En Casa Dominga, el dulzor se saborea con cariño
De vez en cuando, sobre todo los fines de semana, voy a sentarme en las mesas exteriores de Casa Dominga para leer un ratito. Barrio Escalante suele pasar ajetreado los sábados y domingos, pero hay rinconcitos callados, y esas mesitas, con vista al farolito, ofrecen un resguardo temporal muy agradable.
Por supuesto, la lectura va acompañada de los huevos benedictinos, preparados con tal delicadez que hasta da pena arruinar sus texturas con el tenedor. Es mentira, no da pena: brinda un placer inmediato, un placer cromático al inicio, la infantil sonrisa de ver un color mezclarse con otro... y luego saborearlo.
Tal dicha se traslada a la pastelería, cuyos contornos recorro con los ojos como si pudiera descifrar todo el esfuerzo que se invierte en su preparación. Pero el que sabbría contarme todo, el chef pâtissier Ricardo Ruiz Visona, acumula conocimiento de muchas partes y de todos modos lo comparte a menudo. Casa Dominga es su pequeña escuela para el paladar.

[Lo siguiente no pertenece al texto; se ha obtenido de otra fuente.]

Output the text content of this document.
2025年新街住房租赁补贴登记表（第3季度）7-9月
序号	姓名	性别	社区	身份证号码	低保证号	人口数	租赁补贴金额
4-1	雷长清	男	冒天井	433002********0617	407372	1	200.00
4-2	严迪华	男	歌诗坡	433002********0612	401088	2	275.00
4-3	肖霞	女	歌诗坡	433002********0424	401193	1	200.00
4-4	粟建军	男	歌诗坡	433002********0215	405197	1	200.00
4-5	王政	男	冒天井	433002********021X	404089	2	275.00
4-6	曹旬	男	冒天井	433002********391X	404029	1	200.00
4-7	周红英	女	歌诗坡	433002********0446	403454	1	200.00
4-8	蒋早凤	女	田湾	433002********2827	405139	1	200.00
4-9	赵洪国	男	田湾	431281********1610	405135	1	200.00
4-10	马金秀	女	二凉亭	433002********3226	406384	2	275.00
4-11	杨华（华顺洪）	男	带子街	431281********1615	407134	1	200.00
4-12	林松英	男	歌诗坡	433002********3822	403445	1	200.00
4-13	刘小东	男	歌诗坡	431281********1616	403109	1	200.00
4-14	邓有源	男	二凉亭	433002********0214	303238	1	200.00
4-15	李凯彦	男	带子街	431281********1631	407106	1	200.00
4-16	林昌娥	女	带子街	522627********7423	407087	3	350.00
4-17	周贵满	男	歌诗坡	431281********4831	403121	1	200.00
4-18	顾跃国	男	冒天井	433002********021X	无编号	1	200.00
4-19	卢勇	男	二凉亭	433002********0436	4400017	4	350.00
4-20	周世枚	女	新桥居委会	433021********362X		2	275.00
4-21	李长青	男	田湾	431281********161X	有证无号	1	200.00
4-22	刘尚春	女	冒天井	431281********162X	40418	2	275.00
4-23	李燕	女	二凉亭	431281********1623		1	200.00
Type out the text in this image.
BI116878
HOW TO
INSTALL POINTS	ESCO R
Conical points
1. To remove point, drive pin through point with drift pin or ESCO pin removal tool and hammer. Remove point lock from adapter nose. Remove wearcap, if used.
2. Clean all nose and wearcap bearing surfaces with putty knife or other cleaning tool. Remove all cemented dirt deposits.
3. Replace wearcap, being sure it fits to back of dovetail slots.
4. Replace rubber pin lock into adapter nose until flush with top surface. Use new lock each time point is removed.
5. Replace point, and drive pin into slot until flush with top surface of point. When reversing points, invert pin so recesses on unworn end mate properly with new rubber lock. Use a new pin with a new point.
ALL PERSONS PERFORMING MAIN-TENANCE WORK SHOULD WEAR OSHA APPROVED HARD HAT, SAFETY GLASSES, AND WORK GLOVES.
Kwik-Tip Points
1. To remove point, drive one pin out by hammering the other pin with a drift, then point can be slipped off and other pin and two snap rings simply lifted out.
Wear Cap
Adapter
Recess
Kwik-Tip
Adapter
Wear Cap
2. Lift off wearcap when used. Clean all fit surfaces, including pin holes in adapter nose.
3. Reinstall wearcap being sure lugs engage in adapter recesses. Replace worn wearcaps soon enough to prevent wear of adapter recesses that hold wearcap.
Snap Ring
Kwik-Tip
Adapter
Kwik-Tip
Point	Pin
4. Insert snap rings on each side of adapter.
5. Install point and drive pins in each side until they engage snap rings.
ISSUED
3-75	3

Recuerdo hace unos años, cuando el café se ubicaba en Heredia, en una antigua casa, que me fui con una jalea de moras tan suave en la boca que de inmediato me imaginaba un jardín, allá de vuelta en Santo Domingo. La comida más rica es el aquí y el ahora, pero simultáneamente nos lleva a otras partes. Es un cliché lo de viajar con el paladar, pero los clichés de alguna parte salen.
Casa Dominga ofrece mucho más que postres y desayunos, claro está, aunque solo con la lista de queques, dulces y jaleas hay suficiente para entretenerse. ¿Por qué destaca? Por un lado, se trata de la mera calidad de las frutas que dan cuerpo a los postres: toda buena pastelería empieza con un buen producto. Si no lo fuera, se diluiría en los complejos procesos, casi quirúrgicos, que exigen los postres más elaborados.
M.F. K. Fisher, quien no toleraba medios esfuerzos, escribe su arte de comer que “el aroma del buen pan horneándose, como el murmullo del agua que fluye suavemente, es indescriptible en su evocación de inocencia y deleite”. Hay mucha mitología en torno al croissant, pero resulta que cuando a uno le llega ese aroma se le ocurre que pueden ser mitos ciertos.
Pero no es solo la calidad de la pastelería y pastelería europea las que han hecho destacar a Casa Dominga, sino su ciencia en incorporar productos locales, nostalgias muy propias y el ritmo de proponer ocasionales sorpresas en efemérides, menús especiales que uno estima que no se puede perder.
Decía que Casa Dominga es más que solo dulce porque su menú se extiende a carnes y pescados, pastas y otros platos fuertes que también rebosan conocimiento y meticulosidad.
Recuerdo con cariño un queso de cabra con trufa y un salmón delicado; tengo que volver por el pulpo. Para estas tardes de lluvia, la Soda Violetas, con St-Germain, almíbar de violetas y limón, es una elegante manera de despertar el cuerpo, y si no pues un Bellini o el Kir Royale.
Casa Dominga es un café discreto, con algunos acentos de esa decoración abigarrada de las casas que huelen a familia, pero donde se percibe la disciplina de un cocinero exigente. Hay silencio como para leer, calidez para charlar y suficiente para entretener la mirada y el paladar.